When it was announced last autumn that Formula 1 qualifying would be on Sunday mornings, no-one really took the whole thing seriously. It was obviously a bad idea, decided upon by people who were not looking at the problem from the right viewpoint. But, at he time there were bigger fish to be fried and more important disputes going on and so the whole concept slid quietly into the rule book. As the new season approaches, it seems that Formula 1 really is planning to go ahead with qualifying on Sunday mornings and most of those involved seem to be quite happy that the system will have no effect on the viewing figures.

They are all mad.

The Formula 1 broadcasters tend not to make a big fuss because of fears of falling out with Bernie Ecclestone but there is obviously not much enthusiasm amongst them for the new idea. TV stations are convinced that the timing will reduce the audiences rather than increase them. There are several reasons for this. The first is that the time zones will get in the way for large numbers of fans, particularly those in the Americas. Qualifying will be taking place in the small hours of the morning and so one cannot expect much of an audience in places like Brazil and Colombia, where there is interest in F1. In Asia qualifying will be at prime time but it is unlikely that the show will go live because it does not have a massive draw in its current form.
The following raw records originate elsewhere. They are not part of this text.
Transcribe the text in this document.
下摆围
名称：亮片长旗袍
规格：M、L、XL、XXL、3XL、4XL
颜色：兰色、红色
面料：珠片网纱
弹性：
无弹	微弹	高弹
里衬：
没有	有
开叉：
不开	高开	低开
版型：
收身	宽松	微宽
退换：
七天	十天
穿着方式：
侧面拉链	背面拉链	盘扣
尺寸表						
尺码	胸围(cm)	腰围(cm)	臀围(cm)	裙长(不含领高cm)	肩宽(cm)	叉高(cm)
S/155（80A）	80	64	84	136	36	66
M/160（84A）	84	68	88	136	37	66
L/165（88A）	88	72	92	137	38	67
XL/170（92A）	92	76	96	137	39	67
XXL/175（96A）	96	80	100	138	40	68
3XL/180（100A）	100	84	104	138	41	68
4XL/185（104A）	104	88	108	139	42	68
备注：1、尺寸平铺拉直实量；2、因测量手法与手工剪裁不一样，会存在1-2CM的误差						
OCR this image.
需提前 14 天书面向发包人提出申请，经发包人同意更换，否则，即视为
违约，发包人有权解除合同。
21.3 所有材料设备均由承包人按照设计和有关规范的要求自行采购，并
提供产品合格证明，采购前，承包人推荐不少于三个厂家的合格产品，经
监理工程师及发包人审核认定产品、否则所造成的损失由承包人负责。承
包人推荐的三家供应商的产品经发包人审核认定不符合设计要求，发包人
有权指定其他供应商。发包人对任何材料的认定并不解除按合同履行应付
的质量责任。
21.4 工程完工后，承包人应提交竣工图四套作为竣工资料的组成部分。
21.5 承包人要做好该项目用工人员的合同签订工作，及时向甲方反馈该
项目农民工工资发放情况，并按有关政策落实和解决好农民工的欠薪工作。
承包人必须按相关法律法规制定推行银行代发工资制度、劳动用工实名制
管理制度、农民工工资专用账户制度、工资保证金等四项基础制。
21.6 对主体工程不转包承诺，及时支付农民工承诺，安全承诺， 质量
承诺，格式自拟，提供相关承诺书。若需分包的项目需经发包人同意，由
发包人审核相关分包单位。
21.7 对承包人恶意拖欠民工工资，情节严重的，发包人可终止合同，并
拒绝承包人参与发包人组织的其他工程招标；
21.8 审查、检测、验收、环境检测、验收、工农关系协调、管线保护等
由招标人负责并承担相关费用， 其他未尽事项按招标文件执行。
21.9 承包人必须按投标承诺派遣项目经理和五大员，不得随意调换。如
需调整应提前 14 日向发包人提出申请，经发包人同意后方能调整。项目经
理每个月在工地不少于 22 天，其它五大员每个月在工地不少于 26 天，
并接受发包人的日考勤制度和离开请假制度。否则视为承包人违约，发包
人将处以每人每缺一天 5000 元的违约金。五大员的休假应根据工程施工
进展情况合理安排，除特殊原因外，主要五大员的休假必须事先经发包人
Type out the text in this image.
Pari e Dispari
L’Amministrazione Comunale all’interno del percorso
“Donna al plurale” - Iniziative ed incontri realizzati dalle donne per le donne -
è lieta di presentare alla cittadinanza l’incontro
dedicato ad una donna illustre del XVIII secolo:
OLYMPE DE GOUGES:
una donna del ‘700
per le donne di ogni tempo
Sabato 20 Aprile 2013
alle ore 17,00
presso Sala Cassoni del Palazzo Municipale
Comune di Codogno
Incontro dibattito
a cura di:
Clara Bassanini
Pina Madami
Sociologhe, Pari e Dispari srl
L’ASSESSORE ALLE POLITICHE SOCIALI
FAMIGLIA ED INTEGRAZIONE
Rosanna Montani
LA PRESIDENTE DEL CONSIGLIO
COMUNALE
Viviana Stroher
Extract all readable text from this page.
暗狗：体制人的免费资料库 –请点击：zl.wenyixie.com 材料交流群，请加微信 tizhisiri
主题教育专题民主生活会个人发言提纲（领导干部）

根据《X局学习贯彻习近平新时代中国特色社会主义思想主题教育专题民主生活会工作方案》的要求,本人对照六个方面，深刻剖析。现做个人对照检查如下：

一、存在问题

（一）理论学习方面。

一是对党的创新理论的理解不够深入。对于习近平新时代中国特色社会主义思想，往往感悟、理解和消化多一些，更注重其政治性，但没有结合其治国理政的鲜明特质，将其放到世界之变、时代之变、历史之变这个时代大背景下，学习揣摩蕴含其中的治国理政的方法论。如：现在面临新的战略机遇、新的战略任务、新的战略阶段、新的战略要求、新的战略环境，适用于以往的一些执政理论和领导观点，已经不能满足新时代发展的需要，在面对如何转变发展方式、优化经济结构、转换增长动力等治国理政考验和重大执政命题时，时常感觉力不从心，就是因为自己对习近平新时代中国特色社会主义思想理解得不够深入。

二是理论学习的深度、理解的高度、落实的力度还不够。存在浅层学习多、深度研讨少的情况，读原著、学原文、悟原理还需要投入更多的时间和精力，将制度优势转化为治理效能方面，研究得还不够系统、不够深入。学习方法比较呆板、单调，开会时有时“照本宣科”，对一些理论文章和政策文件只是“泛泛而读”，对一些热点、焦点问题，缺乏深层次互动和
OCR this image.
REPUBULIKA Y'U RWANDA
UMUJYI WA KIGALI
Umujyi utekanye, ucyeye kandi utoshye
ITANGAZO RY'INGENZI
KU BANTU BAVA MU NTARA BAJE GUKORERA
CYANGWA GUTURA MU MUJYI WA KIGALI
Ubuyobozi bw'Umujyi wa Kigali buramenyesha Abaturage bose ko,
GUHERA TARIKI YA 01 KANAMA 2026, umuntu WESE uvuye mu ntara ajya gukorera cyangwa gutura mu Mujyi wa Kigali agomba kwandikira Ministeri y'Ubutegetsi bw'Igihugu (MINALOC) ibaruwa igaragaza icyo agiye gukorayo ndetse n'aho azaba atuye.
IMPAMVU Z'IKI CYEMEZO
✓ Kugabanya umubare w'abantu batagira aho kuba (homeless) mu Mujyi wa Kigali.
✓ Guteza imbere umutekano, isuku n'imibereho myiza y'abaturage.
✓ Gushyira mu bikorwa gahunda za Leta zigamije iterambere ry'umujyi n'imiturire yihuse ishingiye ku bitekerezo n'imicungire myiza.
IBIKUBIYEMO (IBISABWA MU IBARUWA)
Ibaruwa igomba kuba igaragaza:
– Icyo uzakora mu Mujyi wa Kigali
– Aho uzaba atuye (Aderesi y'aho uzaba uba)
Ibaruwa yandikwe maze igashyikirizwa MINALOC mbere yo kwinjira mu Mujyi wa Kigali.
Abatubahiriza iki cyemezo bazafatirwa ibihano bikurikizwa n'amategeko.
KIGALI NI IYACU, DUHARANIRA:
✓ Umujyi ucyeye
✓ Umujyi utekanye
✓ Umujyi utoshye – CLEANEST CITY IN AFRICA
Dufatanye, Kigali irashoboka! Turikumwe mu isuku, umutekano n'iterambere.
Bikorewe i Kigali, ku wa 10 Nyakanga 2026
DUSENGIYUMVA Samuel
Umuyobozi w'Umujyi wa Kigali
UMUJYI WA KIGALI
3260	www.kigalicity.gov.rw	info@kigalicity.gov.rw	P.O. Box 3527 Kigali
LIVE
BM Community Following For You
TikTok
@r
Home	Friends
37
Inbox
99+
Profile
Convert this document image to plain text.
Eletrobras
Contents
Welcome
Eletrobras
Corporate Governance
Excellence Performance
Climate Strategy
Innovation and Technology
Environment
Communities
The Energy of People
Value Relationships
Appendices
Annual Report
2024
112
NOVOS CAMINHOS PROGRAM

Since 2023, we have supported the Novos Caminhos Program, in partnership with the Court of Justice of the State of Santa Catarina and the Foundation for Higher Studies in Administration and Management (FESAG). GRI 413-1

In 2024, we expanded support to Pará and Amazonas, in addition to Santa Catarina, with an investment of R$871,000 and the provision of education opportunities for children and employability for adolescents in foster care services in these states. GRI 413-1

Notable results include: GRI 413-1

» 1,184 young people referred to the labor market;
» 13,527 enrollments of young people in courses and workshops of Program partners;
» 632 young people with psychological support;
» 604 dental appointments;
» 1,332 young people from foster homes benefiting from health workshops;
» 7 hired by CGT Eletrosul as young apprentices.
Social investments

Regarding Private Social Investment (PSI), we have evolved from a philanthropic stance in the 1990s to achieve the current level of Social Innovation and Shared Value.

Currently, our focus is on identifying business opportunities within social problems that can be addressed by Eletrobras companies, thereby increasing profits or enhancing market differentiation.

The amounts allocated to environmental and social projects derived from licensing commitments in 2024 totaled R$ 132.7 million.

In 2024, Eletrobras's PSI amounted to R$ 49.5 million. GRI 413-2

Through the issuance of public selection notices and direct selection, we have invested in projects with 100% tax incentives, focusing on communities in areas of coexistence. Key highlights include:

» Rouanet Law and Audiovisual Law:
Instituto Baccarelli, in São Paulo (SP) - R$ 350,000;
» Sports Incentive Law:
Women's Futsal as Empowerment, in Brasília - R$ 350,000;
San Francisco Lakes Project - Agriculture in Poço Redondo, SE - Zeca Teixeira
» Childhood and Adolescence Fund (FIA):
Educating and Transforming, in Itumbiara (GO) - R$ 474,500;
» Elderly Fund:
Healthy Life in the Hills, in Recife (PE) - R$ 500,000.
Add to this the fact that holding qualifying on Sunday mornings will in effect wipe out any major coverage from the written press because it will miss the deadlines for daily newspapers and will be swallowed up by what happens in the race in the reports which come out on Monday. Thus what might once have been 1000 words will become 250 (if that). Even the specialist magazines will reduce the coverage because the workload for the journalists will become too great in the course of Sunday and printing schedules will also have an effect because in the past sections of magazines have been sent ahead of the main race report. Now these early sections will have to be filled with other coverage and the qualifying coverage will have to be squeezed into the space for the races. None of this has been taken into account by the decision-makers.

The coverage will give the fans at the race tracks something more to watch but it will probably mean a reduction in the number of tickets sold on Saturdays as F1 will be of less importance on that day. It will also mean that those who enjoyed a pitlane walkabout on Sunday morning will now have to be at the circuit earlier (not a good idea when it comes to VIPs).

There is also the question of competition with other activities as Sunday mornings are much in demand in the demographic groups that like to watch F1. It may seem odd to the heathen folk of the F1 paddock but there is a large number of people in the world who go to church on Sunday mornings. There are others who like to have a lie-in or to spend time with their children. There are others who use Sunday mornings for sport.

The Formula 1 decision-makers have made a complete mess of qualifying in recent seasons and it seems that they have learned nothing from this. There is a small possibility that they will get together at the end of January and do something sensible about qualifying - but at the moment there is no sign of that happening. The logic one must suppose is to prove with the new system that race meetings can last for two days but there is likely to be opposition to this idea from the local race organizers as they cannot easily charge have the local hotels charging five-night minimums for a two day event. As local income is a big issue at most venues the opposition is likely to be strong. This of course will not stop the Formula 1 world trying to do less for more money.

The big question, which few ever ask, is whether this is good for the sport.